Vermeer is one of my personal favorites in all of art, and in his finest works, of which The Lacemaker is surely one, seems to transcend painting into the realm of magic — presenting us with a frozen sheet of time, distilled by his genius into the essence of seeing. But for all his apparent sorcery, he was still a painter, applying paint to canvas with brushes, seeking to express the ineffable with physical materials.

The Lacemaker has a quiet intensity and focused perfection that makes me think Vermeer found in his subject a reflection on his own absorption in, and dedication to, his craft.

For anyone, artist or otherwise, who has experienced the Zen-like state in which work or action seems to flow through you, instead of being created by effort, I think The Lacemaker should resonate with that exquisite suspension of time and thought.

15 Replies to “Vermeer’s The Lacemaker

  1. I agree that there is only one Vermeer and no amount of technology will let another painter, modern or otherwise (I don’t think even Rubens or Rembrandt could replicate what makes a Vermeer a Vermeer)paint the same way Vermeer did, but that Dali copy doesn’t make your case all that well.
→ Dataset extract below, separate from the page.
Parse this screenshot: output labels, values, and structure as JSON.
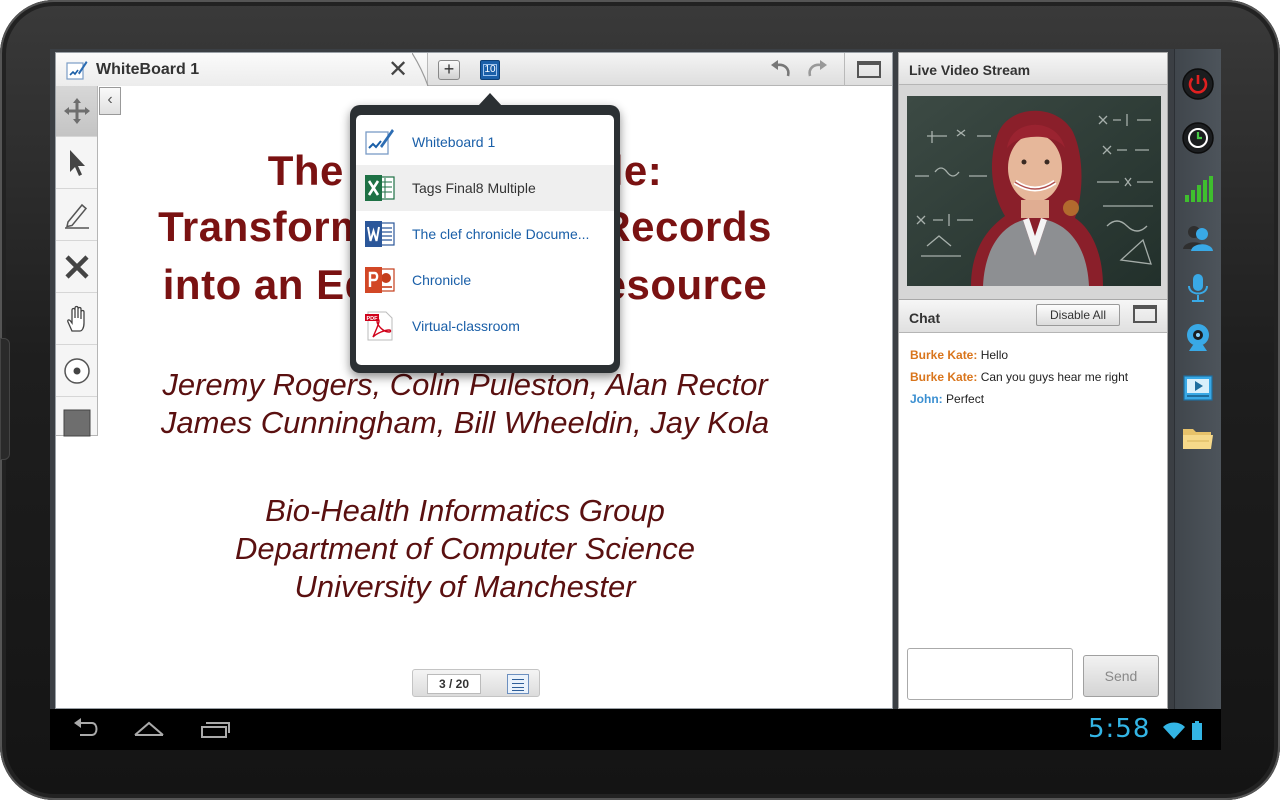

It looks like amateur work, with it’s muddy colors, off values, and poor rendering of form. There are a number of modern painters, or even atelier students, who I think could come closer to the mark.
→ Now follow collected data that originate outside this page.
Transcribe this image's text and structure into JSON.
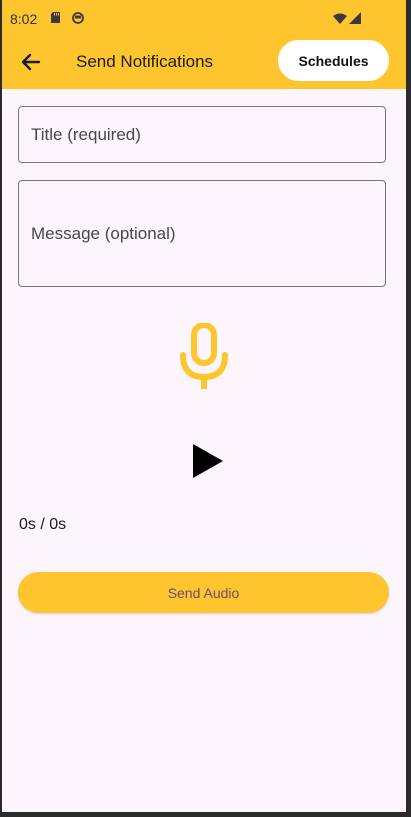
{
  "status_bar": {
    "time": "8:02",
    "icons": [
      "sd-card-icon",
      "circle-face-icon",
      "wifi-icon",
      "signal-icon"
    ]
  },
  "app_bar": {
    "back_icon": "arrow-left-icon",
    "title": "Send Notifications",
    "schedules_label": "Schedules"
  },
  "form": {
    "title_placeholder": "Title (required)",
    "message_placeholder": "Message (optional)"
  },
  "audio": {
    "mic_icon": "microphone-icon",
    "play_icon": "play-icon",
    "progress": "0s / 0s",
    "send_label": "Send Audio"
  },
  "colors": {
    "accent": "#fec52e",
    "background": "#fcf5fc",
    "mic": "#fec52e",
    "send_text": "#6a4f6f"
  }
}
    1. Thanks, Chris. As I mentioned, I’ve seen the original of Dali’s version, and the images of it available on the web are unfortunately quite poor and inaccurate. It’s much better than the image shown here would indicate. It was the best I could find, and I even tried to color correct it a bit based on memory.

  2. To what degree he thought about this we will never know, but your close-ups here show two adaptations that Vermeer made to painting on a small scale while using a camera obscura. First, he appropriated the slightly unfocused points of light visible through the camera obscura into tiny blobs of lighter colored paint applied to the composition, thereby bridging the gap between what we see and what painters put down on canvas. The result is a sparkle often imitated but rarely applied with such restraint and effect by anyone else. Secondly, and almost in imitation of those little sparkling points of light, he used the texture of the canvas itself to produce a similar pattern. the high points of the weave carry paint that is lighter than the rest. Whether this is because the darker glazes settled around the high points or because he consciously applied a very deft light scumbling brushstroke of slightly lighter color I cannot tell. Either way the results are brilliant.
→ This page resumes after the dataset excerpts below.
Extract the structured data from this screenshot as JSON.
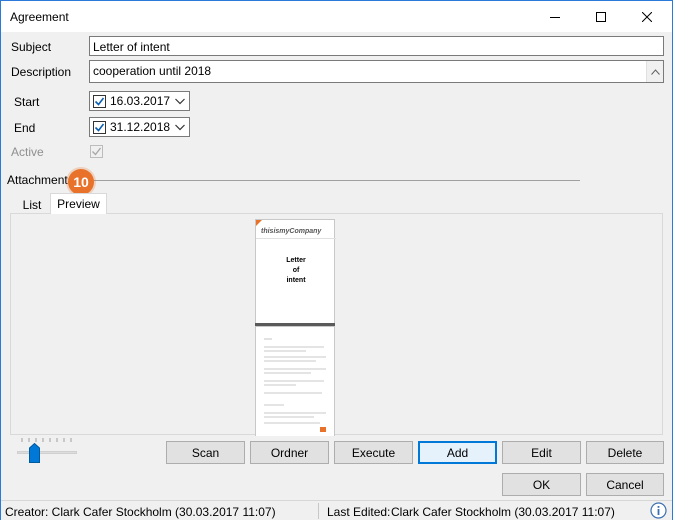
{
  "window": {
    "title": "Agreement"
  },
  "form": {
    "subject_label": "Subject",
    "subject_value": "Letter of intent",
    "description_label": "Description",
    "description_value": "cooperation until 2018",
    "start_label": "Start",
    "start_value": "16.03.2017",
    "end_label": "End",
    "end_value": "31.12.2018",
    "active_label": "Active",
    "attachments_label": "Attachments"
  },
  "annotation": {
    "badge": "10"
  },
  "tabs": [
    {
      "label": "List"
    },
    {
      "label": "Preview"
    }
  ],
  "preview": {
    "logo": "thisismyCompany",
    "doc_title_line1": "Letter",
    "doc_title_line2": "of",
    "doc_title_line3": "intent"
  },
  "buttons": {
    "scan": "Scan",
    "ordner": "Ordner",
    "execute": "Execute",
    "add": "Add",
    "edit": "Edit",
    "delete": "Delete",
    "ok": "OK",
    "cancel": "Cancel"
  },
  "status": {
    "creator": "Creator: Clark Cafer Stockholm (30.03.2017 11:07)",
    "last_edited_label": "Last Edited:",
    "last_edited_value": "Clark Cafer Stockholm (30.03.2017 11:07)"
  },
  "colors": {
    "accent": "#0078d7",
    "badge": "#e8722a",
    "window_border": "#2b79d8"
  },
  "icons": {
    "minimize": "minimize-icon",
    "maximize": "maximize-icon",
    "close": "close-icon",
    "info": "info-icon",
    "dropdown": "chevron-down-icon",
    "check": "check-icon"
  }
}
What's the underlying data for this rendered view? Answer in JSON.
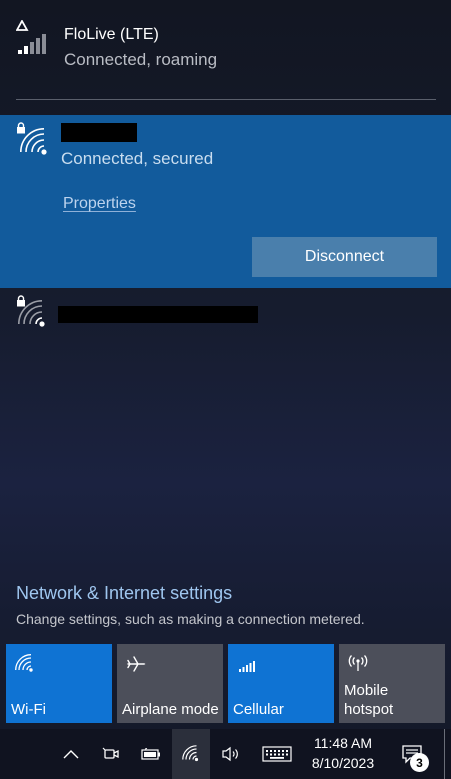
{
  "cellular": {
    "name": "FloLive (LTE)",
    "status": "Connected, roaming",
    "icon": "cellular-signal-roaming-icon"
  },
  "wifi_connected": {
    "ssid_redacted": true,
    "status": "Connected, secured",
    "properties_label": "Properties",
    "disconnect_label": "Disconnect",
    "icons": [
      "lock-icon",
      "wifi-signal-icon"
    ]
  },
  "wifi_other": {
    "ssid_redacted": true,
    "icons": [
      "lock-icon",
      "wifi-signal-icon"
    ]
  },
  "settings": {
    "title": "Network & Internet settings",
    "subtitle": "Change settings, such as making a connection metered."
  },
  "quick_actions": [
    {
      "label": "Wi-Fi",
      "state": "on",
      "icon": "wifi-icon"
    },
    {
      "label": "Airplane mode",
      "state": "off",
      "icon": "airplane-icon"
    },
    {
      "label": "Cellular",
      "state": "on",
      "icon": "cellular-bars-icon"
    },
    {
      "label": "Mobile\nhotspot",
      "label_line1": "Mobile",
      "label_line2": "hotspot",
      "state": "off",
      "icon": "hotspot-icon"
    }
  ],
  "taskbar": {
    "time": "11:48 AM",
    "date": "8/10/2023",
    "notification_count": "3",
    "icons": [
      "chevron-up-icon",
      "meet-now-icon",
      "battery-icon",
      "wifi-icon",
      "volume-icon",
      "keyboard-icon",
      "notification-center-icon"
    ]
  },
  "colors": {
    "accent": "#125b9c",
    "tile_on": "#0f73d3",
    "tile_off": "#4c4f5a",
    "link": "#9fc6ef"
  }
}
    Jonathan Janson, an American living in Europe (and whose work you have acknowledged before, Charley) has studied Vermeer and his techniques extensively has given us all a brilliant web site, The essential Vermeer. But in the process of all the technical study Janson has also revealed, inadvertantly or otherwise, that a huge part of Vermeer’s success comes from extremely careful composition. The colors and rendering alone don’t achieve the wonderful effects we all admire. The pictorial composition is exceedingly well worked out. You can see this in Janson’s own paintings which have benefitted from years of studying how Vermeer worked:

    1. Thanks, Daniel. I agree that composition is certainly a key part of Vermeer’s “magic”, and the flow of light across the individuals and objects in his paintings has a palpable presence. I’ve likened it to atomized honey.

      There is some speculation that Vermeer’s diffuse dots of light, and perhaps some of his remarkably definite but simultaneously soft edges, involved the use of Venetian turpentine.

      Thanks for the additional tip about Jonathan Janson. As you point out, I’m not only an admirer of Janson’s amazing resources on Vermeer and Rembrandt, but of his own painting as well. I particularly enjoy the sense of humor evidenced in his juxtaposition of Vermeer like compositions and techniques in portraying contemporary life and modern objects, e.g.

      Janson is making some of his years of study of Vermeer’s techniques available in a book and CD-ROM, How to Paint Your Own Vermeer.

  3. And although Dali was an exceedingly formidable technician, I don’t think even he could help but imbue the young lady’s face with a tiny but discernable hint of, of, what? a hint of 20th century angst or annoyance at the challenge of working lace.

  4. I buy into the Venetian turpentine theory. If you try it you’ll see how it softens up the edge of whatever you put down while using it. Its use, far from diminishing Vermeer’s reputation, demonstrates how he used (very sparingly) a technical additive to achieve a specific optical effect. One can only imagine how much trial and error preceeded the usage we see in the less than 40 surviving paintings by Vermeer.

    And my point about composition is meant in part for those who think using a camera obscura is a crutch. The camera didn’t arrange the figures and furniture. To 17th century artists it was just a lens. As a 21st century artist I’d be lost without the pair of lenses balanced on the bridge of my nose.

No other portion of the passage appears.